It’s time to celebrate.
Not that any of us in the candy industry need a reason to make merry. Just about every day is a party when your job is to produce, sell, or in our case, write about candy.
But now that we’ve entered June, there are many causes for celebration. Summer is nearly upon us, and in many locations throughout America, it feels like the season has already arrived. Of course, that means opportunities to grill outdoors, visit the beach or pool, or hit the road on family vacations. And, some of the best festivals are set in the summer, especially those that involve craft beer.
June is also National Candy Month. While it’s a great excuse to savor some of our favorite treats, it also offers an opportunity to reflect on some of the positive trends and developments in our industry.
But first, some data. In honor of National Candy Month, the U.S. Census Bureau compiled and featured statistics in relation to U.S. candy sales and consumption. Some facts to note:
- Americans consume about 22 pounds of candy year-round, much of it is chocolate.

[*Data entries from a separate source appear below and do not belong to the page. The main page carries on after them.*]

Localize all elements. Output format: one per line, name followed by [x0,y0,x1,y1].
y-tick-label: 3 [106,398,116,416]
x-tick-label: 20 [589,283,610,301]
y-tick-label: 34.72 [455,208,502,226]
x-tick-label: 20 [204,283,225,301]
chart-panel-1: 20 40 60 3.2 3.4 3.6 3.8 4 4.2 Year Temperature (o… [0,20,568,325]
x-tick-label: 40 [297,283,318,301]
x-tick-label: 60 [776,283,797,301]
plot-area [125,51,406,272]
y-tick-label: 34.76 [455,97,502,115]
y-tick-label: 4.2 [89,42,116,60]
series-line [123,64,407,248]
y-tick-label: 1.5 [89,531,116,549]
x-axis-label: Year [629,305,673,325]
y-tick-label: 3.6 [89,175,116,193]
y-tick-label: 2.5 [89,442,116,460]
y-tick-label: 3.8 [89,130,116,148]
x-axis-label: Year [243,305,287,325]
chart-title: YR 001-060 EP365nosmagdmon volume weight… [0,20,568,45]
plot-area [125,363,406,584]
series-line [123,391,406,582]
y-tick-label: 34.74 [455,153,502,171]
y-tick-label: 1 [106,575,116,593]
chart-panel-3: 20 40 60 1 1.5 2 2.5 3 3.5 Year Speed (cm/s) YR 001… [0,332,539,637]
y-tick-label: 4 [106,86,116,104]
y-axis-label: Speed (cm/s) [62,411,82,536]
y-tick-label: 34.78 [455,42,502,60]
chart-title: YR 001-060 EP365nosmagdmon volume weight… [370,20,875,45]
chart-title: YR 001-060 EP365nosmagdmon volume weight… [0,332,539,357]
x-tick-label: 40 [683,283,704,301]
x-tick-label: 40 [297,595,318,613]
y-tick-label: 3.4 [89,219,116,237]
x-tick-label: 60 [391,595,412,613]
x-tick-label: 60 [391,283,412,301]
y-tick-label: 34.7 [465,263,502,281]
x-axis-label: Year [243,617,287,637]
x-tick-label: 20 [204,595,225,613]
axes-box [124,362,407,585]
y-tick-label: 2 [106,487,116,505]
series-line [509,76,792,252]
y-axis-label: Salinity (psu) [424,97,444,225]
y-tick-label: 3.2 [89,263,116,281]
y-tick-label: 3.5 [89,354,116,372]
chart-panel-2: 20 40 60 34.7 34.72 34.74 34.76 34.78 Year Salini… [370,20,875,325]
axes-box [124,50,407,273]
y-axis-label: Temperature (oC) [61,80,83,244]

- There are about 1,360 domestic firms making chocolate and cocoa products worth $16 billion a year.
- Another 493 locations make non-chocolate confections selling $10 billion a year.
- Together, there are more than 61,000 Americans employed in manufacturing sweets and treats.
- There are some 3,200 specialty shops across the nation selling nuts and candy confections.
- Over 2.2 million metric tons of chocolate are imported annually to satisfy America's sweet tooth.
Those are pretty impressive statistics, but it doesn’t stop there. First, comes recent news the National Confectioners Association and several major manufacturers have been shouting from the rooftops — and rightfully so.
Last month, Mars Chocolate, Wrigley, Nestlé USA, Ferrero, Lindt, Ghirardelli, Russell Stover, and Ferrara Candy Co. pledged to make half of their individually-wrapped products contain 200 calories or fewer by 2022. Furthermore, calorie information will be printed on the front of 90 percent of best-selling treats made by those companies.
The manufacturers, along with the nonprofit Partnership for a Healthier America (PHA), announced the commitments at the PHA’s Building a Healthier Future Summit. PHA, in conjunction with research organization Hudson Institute, will also be responsible for independent, third-party progress reporting.
And, two weeks prior to the Big Candy announcement, Hershey announced plans to update front-of-pack calorie labels and make more of its standard- and king-sized items with 200 calories or fewer. However, the company did not discuss working with PHA.
The PHA announcement is important to note, for a couple reasons. Cross-industry collaboration is not easy, particularly when it involves major companies that don’t always have the flexibility to quickly change course. Furthermore, standing together on a health-based issue shows the industry is acknowledging consumers’ needs and is willing to meet them. That’s a big step toward longevity in customer relationships and the industry as a whole.
Another positive is the projection of future growth. In the 11th edition of “Chocolate Candy Market in the U.S.,” Packaged Facts, a division of MarketResearch.com, projected U.S. candy sales will top $40 billion in 2019. Chocolate is expected to occupy 60 percent of the market, with $24.06 billion.
Not shockingly, the confectionery ingredient market is projected to experience growth, too. Albany, N.Y.-based firm Transparency Market Research reported the global confectionery ingredients market will likely reach $109.48 billion by 2025. The sector — which includes chocolate and cocoa, sugar, dairy ingredients, emulsifiers and sweeteners — is projected to see a compound annual growth rate of 4.2 percent over the next eight years from $76.25 billion in 2016.
Those are not small figures by any means, but progress can be measured in other ways. Each year, Candy Industry conducts an Ingredient & Equipment Trends Survey. We ask our readers to answer questions regarding new equipment purchases, new product development and other areas to learn where their focus lies.
According to this year’s study, which we’ll discuss in greater detail in an upcoming issue, half of the respondents plan to spend more on packaging and processing equipment in 2017 than they did in 2016. Just over 20 percent of respondents plan to spend more on logistics equipment this year than last year.
Product innovation is also a sign of forward motion. Nearly two-thirds of responding companies introduced 1 to 5 products over the last 12 months, and 44 percent plan on introducing 1 to 5 new products in the next 12 months.
Given the turnout for the New Products Showcase at the Sweets & Snacks Expo, held May 23-35 at the McCormick Place in Chicago, that’s not a surprise. Companies submitted nearly 370 entries for judging, up from more than 300 in 2016.
It’s inspiring to see so much moving and shaking. Not only is it good for business now, but it means the industry is looking to the future. Hopefully, these trends will continue, making next year’s National Candy Month even sweeter.